Aniruddha Bahal, a veteran of Tehelka's arms-procurement expose and also of a similar investigation of match-fixing in international cricket, says sting operations are justified when the issue is of overwhelming public interest. However, he says, prior information and research are a must, and hidden cameras should be used only if they are the only way to get information. "The basic task of a journalist in a developing country is to expose corruption to ensure that resources go in the right direction," Bahal says. "Corruption is such a huge issue in India, and there are so many stories out there. That is why there have been so many sting operations lately."

Critics of the practice point out that media stings are not always so public-spirited. "Often sting operations are used as a relatively low-cost way to win attention and viewership," says Sevanthi Ninan, who heads a media watch website called "And if a channel uses outsourced stings from a regional journalist, it works out even cheaper."

The Uma Khurana hoax "sting" came as the government has presented the industry with a Broadcasting Services Regulation Bill, which it says is aimed at maintaining a level playing field and ensuring quality content. Broadcasters and journalists have been up in arms against the "content regulation" clause, which they see as a tool to gag the media, and have instead demanded that content regulation be left to the industry. Episodes like the schoolteacher sting operation don't help their case.
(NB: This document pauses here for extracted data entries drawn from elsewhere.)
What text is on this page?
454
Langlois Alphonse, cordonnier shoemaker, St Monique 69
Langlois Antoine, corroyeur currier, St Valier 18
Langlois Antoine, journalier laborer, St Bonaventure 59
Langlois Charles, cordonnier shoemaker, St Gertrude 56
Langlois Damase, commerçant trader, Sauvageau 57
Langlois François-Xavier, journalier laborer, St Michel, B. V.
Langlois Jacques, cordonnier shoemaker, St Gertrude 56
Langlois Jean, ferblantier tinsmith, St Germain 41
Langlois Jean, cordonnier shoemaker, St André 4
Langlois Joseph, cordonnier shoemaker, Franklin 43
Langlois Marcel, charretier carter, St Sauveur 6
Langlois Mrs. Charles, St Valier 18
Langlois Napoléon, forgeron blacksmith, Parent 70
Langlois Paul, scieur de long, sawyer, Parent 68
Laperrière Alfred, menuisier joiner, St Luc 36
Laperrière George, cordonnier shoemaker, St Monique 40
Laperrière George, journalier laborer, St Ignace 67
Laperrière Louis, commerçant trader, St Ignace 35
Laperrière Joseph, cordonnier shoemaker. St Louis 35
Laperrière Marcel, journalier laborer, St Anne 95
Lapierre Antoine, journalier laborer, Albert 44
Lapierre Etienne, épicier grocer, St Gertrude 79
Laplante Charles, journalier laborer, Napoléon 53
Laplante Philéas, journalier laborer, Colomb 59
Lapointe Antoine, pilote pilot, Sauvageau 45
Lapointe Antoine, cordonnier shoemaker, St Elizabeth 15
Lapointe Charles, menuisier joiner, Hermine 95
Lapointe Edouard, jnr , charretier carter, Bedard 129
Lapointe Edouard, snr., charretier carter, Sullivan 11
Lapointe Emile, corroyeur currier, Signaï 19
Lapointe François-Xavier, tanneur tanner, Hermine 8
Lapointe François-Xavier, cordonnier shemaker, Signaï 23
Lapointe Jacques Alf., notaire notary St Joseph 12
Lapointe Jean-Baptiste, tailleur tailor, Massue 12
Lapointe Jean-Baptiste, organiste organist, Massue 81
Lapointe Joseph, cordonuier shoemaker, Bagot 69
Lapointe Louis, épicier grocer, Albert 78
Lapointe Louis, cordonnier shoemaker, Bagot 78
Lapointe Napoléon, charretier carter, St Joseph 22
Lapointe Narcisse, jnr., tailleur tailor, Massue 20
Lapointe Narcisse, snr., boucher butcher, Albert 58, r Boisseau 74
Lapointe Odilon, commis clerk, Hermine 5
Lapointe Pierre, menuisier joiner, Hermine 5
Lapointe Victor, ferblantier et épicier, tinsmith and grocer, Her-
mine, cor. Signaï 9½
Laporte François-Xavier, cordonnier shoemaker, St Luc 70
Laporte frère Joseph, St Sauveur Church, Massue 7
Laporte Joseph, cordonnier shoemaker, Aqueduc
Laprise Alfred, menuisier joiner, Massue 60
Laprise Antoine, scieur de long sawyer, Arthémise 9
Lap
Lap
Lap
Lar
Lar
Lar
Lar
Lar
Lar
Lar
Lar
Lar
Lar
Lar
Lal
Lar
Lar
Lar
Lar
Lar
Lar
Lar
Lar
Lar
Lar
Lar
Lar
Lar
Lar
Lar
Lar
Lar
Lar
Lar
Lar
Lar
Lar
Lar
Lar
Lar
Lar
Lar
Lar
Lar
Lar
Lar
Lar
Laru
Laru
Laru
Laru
Barkha Dutt, the managing editor of news channel NDTV 24x7, in an op-ed piece in the Hindustan Times, called the story Indian media's "own moment of shame and ignominy," which could give the government an excuse to go ahead with the "imperious and inane" bill.

Thus far, the public has been given little say in the debate. "Civil society in India has not chosen to be proactive on the media yet," says Ninan. Last week, the Editors' Guild of India, while opposing the broadcast bill in its present form, suggested a role for civil society in media monitoring. Akhila Sivadas, executive director of the New Delhi-based Center for Advocacy and Research, believes the common person cherishes freedom of the press, and "when it comes to choosing between regulation by the government or by the media, people will be on the side of the media." Ninan adds, "Mandatory licensing is a must, accompanied by a system of taking complaints from the public. The complaints that are upheld should accumulate until the offending channel loses its license."

Criminals certainly appear to understand the power of the media over corrupt politicians — even as the debate over regulation rages, three people have reportedly been arrested for impersonating journalists and attempting to extort money by threatening to run a sting operation on a Member of Parliament from the eastern state of Jharkhand.